Overbridge victims wait for apology

Two Australian tourists are still waiting for an apology after last year's collision that...
Two Australian tourists are still waiting for an apology after last year's collision that destroyed a pedestrian overbridge beside the Dunedin Railway Station. Photo by Peter McIntosh.
Australian tourist Thu Bui is still waiting for someone to say sorry, almost two years after her daughter was thrown from Dunedin's historic 104-year-old pedestrian overbridge when it was struck by a passing freight train.

Mrs Bui and her daughter, Chau Bui (17), of Sydney, were tourists visiting Dunedin and were crossing the bridge beside the Dunedin Railway Station when the accident occurred on February 12 last year.

The flap of a container on a freight train passing beneath the bridge popped up, pulling part of the bridge down and sending Mrs Bui's daughter tumbling to the tracks below.

Mrs Bui was on an undamaged section of the bridge and was shaken but not injured.

However, in an email to the Otago Daily Times this week, Mrs Bui said she and her daughter were the "forgotten victims" of the accident"I will never forget the moment of witnessing my daughter's horrific fall from the collapsing bridge.

It was a near-death experience for her," she said.

Her daughter was taken to Dunedin Hospital and treated for minor injuries following the accident, but Mrs Bui said a visit to her family doctor in Sydney days later found more extensive bruising, internal bleeding and a minor head injury.

Her daughter still bore scars from the ordeal, while Mrs Bui's wounds were emotional - stress and anxiety, prescribed sleeping pills and counselling after watching her daughter's fall, she said.

Now, 22 months after the collision, they were yet to receive an apology or compensation, she said.

In her email, Mrs Bui claimed Department of Labour staff told her their investigation had found a mechanical fault on the container which caused the flap to deploy.

The container was owned by a Chinese company, leased for use in New Zealand, and department staff had decided no individual New Zealand party could be prosecuted, she said.

No complete account of the cause of the accident has been made public, despite repeated requests by the ODT.

KiwiRail - at the time owned by Toll - owned the train and employed its crew, while South Freight, a division of Port Otago, loaded the container.

The ownership of the container was not clear.

However, confusion over the cause of the flap's deployment continued yesterday.

Department service manager Mark Murray, of Dunedin, rejected Mrs Bui's claim, saying in a statement to the ODT a locking mechanism on the container had "operated as designed".

"For reasons unknown, it unlocked and there was no secondary restraining system in place," he said.

KiwiRail spokesman Kevin Ramshaw said an investigation had found the load was not "adequately prepared for its journey", but responsibility for that had been "the subject of lengthy negotiations between the three parties involved".

When asked by the ODT yesterday if Mrs Bui deserved an apology and compensation, all parties were sympathetic, but noncommittal.

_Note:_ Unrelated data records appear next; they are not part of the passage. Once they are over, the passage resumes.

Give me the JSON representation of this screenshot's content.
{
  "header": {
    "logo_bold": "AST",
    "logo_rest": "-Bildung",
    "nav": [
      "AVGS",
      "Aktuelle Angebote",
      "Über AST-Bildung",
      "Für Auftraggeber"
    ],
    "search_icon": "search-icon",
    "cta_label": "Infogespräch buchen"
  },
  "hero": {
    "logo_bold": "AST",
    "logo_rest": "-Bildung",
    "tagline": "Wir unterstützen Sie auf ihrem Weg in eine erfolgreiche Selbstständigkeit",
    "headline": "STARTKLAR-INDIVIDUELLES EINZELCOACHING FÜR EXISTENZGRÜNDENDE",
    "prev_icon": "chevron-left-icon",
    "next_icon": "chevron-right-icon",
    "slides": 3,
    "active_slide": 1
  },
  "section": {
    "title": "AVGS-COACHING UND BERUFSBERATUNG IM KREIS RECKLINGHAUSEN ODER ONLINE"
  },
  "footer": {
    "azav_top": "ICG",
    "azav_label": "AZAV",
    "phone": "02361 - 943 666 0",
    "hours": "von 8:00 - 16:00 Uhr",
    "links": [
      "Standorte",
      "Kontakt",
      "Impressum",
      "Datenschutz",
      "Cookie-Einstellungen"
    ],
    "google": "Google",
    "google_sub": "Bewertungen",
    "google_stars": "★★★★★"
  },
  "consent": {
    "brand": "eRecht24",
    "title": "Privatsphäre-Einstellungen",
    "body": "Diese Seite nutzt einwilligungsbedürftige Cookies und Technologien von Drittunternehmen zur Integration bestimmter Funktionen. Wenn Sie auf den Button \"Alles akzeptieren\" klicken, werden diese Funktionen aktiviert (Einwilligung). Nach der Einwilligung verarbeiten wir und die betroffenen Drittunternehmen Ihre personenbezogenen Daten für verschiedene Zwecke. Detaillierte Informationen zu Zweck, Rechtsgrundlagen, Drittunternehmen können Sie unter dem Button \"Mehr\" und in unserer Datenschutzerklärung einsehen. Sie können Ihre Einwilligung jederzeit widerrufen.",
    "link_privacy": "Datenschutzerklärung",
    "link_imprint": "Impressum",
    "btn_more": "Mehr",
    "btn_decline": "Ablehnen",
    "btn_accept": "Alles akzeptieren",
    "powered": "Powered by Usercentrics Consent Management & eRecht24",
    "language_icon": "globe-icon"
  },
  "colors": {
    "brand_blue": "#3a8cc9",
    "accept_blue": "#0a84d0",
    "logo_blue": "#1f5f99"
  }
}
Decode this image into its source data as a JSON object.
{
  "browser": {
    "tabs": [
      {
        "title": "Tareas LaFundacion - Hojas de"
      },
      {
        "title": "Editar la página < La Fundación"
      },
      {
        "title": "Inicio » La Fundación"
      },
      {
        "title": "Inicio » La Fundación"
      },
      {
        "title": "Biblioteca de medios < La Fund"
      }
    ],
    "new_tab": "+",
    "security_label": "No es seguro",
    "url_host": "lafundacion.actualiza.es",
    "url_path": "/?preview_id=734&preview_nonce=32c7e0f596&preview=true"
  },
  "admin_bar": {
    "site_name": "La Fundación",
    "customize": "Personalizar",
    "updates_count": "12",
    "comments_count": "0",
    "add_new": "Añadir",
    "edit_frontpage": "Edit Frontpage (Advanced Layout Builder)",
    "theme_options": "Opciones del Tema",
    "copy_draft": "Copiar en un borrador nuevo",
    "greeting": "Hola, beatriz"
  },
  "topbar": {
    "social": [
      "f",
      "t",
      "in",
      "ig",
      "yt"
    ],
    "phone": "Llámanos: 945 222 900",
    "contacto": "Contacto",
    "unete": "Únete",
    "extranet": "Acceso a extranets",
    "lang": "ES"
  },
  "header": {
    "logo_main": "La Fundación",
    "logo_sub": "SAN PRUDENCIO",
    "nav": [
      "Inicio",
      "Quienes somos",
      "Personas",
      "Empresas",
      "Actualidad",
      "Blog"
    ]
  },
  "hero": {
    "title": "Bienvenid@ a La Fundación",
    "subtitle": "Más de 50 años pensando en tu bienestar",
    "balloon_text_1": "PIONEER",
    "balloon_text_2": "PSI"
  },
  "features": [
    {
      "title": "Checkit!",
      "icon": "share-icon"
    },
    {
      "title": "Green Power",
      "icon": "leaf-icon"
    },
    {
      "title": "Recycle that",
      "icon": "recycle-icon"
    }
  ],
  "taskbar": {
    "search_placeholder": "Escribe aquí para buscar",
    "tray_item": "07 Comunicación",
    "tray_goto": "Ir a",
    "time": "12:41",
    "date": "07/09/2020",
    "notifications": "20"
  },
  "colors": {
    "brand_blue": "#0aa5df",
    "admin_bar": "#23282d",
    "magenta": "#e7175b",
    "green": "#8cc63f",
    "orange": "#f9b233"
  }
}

Mr Ramshaw said KiwiRail was focused on completing negotiations over an offer of settlement towards the $272,255 cost of replacing the bridge, owned by the Dunedin City Council.

KiwiRail did not accept "the major portion of responsibility" for the accident, but agreed to lead the offer to the council last month on behalf of all parties involved - KiwiRail, Port Otago and the container's owner.

An apology or compensation could also be considered by all three parties together, if Mrs Bui made contact, he said.

"We would sympathise with the woman and her daughter and the fact there hasn't been some form of apology. That's one of the consequences of a prolonged legal dispute . . . People tend to choose their words very carefully.

"We would have to look at it. Looking at it doesn't mean to say we would agree with it necessarily," Mr Ramshaw said.

Port Otago chief executive Geoff Plunket said the extent of his company's involvement was loading the container.

"We are not the owner of the bridge and we are not the owner of the train. We very much regret her position, but that wouldn't come through to us."

Mr Murray referred questions of compensation to ACC, and ACC spokesman David Balham said injured tourists were entitled to financial assistance for treatment and support, but could not sue for personal injury.